As usual, in the case of most derivatives, a hedging instrument (in this case against credit risk) has been converted into yet another speculative market. Today, in the US and Europe, the gross notional principal of outstanding CDSs is several times the aggregate corporate debt in the form of bonds and loans! Clearly, too many purchases of protection against default seem to be purely speculative — and this means that the holder/buyer of the protection has a vested interest in, and benefits from, corporate defaults. Bank guarantees for bonds, which RBI banned in May 2009, at least had the merit of there being an underlying credit exposure to a non-professional investor in the bond. (I had argued earlier that such guarantees may be needed for smoother development of a corporate bond market).
In a study published in August, the European Central Bank highlighted the dangers CDSs pose to financial stability. One of the reasons is the concentration of risk: In Europe, two-thirds of banks’ CDS exposures are concentrated in just 10 counterparties. Globally, there are just five banks account for half the CDS market.
There is another angle to credit default swaps: Those who have a net long position in the credit exposure to a particular counterparty (that is, notional of protection purchased more than the actual bonds held), have an incentive to see the reference entity fail: Genuine creditors and other stakeholders in the company could well be better off with a restructuring. Such investors “have an incentive to use their position as bondholders to force bankruptcy, triggering payments on their CDSs rather than negotiating out of court restructurings or covenant amendments with their creditors” as David Einhorn, promoter of a hedge fund, argued (Financial Times, November 7) recently, terming CDSs as anti-social.
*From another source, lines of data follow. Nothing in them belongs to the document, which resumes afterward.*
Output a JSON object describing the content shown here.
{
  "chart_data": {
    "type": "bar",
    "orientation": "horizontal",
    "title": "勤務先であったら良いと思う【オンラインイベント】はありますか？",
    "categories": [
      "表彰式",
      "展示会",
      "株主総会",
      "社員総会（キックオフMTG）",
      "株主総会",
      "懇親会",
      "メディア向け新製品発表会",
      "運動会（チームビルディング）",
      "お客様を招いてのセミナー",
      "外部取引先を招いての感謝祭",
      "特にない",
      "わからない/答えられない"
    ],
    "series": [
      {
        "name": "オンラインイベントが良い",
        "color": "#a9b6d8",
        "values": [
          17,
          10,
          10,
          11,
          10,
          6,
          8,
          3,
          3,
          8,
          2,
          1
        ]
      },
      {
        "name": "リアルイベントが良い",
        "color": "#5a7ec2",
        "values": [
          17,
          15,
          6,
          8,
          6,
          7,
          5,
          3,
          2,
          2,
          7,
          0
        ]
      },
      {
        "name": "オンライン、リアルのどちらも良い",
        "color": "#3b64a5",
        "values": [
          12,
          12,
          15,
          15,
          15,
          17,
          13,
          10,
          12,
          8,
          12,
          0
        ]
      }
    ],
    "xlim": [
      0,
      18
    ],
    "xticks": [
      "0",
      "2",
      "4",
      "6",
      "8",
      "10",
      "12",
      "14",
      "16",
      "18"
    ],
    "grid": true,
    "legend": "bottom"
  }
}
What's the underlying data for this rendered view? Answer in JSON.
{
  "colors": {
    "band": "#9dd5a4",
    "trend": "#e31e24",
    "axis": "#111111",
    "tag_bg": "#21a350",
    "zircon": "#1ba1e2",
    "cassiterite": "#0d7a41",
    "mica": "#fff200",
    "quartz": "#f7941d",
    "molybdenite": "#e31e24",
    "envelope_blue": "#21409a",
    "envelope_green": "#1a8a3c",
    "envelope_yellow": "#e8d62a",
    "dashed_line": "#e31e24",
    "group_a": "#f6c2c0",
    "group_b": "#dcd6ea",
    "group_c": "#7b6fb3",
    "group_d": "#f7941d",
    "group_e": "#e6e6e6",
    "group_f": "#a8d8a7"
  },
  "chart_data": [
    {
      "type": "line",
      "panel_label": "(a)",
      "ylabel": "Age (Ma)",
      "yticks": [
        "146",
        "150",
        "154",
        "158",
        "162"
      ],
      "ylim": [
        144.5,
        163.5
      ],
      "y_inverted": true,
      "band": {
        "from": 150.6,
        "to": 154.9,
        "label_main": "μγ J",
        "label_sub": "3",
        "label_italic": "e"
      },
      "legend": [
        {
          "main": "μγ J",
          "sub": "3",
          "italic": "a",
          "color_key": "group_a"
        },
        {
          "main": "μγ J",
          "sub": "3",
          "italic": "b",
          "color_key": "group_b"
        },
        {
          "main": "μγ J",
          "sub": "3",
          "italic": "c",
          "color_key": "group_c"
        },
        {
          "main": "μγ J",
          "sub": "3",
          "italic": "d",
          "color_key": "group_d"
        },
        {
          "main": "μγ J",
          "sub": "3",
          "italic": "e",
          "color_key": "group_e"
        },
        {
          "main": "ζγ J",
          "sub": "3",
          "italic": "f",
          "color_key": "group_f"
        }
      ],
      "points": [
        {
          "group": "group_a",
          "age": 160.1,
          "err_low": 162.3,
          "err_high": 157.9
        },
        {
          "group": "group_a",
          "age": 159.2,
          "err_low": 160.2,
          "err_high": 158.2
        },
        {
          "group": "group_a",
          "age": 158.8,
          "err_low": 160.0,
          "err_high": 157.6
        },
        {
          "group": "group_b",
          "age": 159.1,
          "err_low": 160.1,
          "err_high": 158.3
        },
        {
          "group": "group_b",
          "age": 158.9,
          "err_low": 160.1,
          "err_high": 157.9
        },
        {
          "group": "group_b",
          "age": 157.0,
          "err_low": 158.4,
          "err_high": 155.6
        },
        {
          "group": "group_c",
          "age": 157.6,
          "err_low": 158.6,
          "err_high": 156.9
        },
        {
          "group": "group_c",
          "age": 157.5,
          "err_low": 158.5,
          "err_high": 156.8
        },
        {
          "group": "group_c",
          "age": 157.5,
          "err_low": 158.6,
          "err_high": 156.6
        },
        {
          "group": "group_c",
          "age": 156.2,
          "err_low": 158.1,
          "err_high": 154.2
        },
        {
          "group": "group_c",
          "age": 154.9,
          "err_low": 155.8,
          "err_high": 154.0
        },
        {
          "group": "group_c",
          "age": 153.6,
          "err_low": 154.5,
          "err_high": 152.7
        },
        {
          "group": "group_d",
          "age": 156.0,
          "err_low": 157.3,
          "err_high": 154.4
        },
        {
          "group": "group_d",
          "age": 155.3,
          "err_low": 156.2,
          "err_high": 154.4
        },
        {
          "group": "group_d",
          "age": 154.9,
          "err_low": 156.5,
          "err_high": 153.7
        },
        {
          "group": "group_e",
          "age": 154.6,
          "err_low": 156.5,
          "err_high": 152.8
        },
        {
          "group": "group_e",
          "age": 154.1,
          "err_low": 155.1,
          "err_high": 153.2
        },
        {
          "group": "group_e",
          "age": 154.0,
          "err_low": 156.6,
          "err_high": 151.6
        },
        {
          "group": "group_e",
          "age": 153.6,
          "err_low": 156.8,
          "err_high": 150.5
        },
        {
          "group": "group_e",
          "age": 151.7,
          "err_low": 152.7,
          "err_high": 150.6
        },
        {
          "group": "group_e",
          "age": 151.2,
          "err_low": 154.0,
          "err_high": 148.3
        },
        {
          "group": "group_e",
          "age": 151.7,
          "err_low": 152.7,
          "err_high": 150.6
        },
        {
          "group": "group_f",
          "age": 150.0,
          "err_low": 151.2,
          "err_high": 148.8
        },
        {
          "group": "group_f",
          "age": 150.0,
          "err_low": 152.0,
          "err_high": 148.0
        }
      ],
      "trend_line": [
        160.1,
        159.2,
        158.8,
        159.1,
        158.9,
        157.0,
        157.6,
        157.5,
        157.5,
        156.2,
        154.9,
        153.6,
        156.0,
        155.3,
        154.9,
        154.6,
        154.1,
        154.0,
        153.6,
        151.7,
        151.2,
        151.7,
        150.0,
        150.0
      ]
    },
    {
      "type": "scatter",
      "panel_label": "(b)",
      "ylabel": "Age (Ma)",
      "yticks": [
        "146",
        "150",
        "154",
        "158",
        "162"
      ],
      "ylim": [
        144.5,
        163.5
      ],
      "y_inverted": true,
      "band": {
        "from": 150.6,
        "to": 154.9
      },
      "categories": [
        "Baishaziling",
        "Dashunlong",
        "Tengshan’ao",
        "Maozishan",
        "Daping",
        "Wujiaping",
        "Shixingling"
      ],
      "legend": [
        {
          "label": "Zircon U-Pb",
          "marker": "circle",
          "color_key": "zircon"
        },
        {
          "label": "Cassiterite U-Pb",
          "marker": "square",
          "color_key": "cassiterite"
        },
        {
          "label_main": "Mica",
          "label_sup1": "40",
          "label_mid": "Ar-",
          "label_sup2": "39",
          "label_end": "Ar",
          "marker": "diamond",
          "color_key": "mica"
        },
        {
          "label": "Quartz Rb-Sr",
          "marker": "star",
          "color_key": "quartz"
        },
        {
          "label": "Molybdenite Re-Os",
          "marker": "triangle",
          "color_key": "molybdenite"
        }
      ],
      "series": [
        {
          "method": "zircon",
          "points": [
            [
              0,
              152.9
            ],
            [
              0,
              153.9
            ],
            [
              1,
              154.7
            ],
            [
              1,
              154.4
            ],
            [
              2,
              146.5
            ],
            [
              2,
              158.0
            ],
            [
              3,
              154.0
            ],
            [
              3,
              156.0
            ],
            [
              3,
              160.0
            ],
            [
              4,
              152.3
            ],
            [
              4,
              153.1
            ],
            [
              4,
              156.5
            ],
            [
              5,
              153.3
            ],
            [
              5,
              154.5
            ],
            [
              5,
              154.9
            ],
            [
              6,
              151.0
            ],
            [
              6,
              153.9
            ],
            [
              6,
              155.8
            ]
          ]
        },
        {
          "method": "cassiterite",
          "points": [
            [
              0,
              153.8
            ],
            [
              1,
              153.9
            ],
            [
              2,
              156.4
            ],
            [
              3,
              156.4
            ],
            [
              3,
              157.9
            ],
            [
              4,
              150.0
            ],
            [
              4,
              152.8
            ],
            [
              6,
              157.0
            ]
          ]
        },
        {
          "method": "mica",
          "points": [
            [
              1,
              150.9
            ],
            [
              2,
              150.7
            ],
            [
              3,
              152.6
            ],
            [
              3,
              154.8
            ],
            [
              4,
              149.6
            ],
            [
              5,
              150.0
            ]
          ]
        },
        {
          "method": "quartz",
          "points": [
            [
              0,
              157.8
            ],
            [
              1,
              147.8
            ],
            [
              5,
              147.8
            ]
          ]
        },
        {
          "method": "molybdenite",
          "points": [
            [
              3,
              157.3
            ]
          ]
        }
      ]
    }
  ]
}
This conflict of interest between holders of CDSs and other stakeholders is coming to the fore in several actual current cases: CIT, GMAC, General Growth Properties and AbitibiBowater. In fact, holders of CDSs for speculative purposes have become an increasingly important influence in bankruptcy proceedings. This is true even in cross-border transactions: Consider what is happening in Kazakhstan. It seems Morgan Stanley, the big investment bank, has bought huge CDS protection against defaults by banks in that country — it also holds some bank bonds. In the case of BTA, a financial institution, the efforts of the central bank to restructure it have been thwarted by Morgan pushing it into default. The Turner Review (March 2009) cautioned, “Existence of significant investors who have an interest in a company running into trouble, when combined with the potential for short selling, creates a heightened risk of abusive market behaviour.”
But apart from this, as the market becomes more speculative, pricing anomalies are widening. In principle, the price of buying credit protection should be equal to the credit spread in corporate bond yields over risk-free securities of the same maturity. In practice, the two are differing widely. And, there is a move to price loans as per CDS spreads, neatly reversing the causation.
The RBI Governor has stated that CDSs would be introduced “subject to appropriate safeguards”. If this means that CDSs would be allowed to be purchased only for hedging, why not just remove the ban on guaranteeing bonds? That will be far better than another still- born market in derivatives: We have the example of the interest futures contract in 2003. Even in its more recent avatar, the trading volumes have dropped, at least partly because of the unnecessarily complex structure of the contract.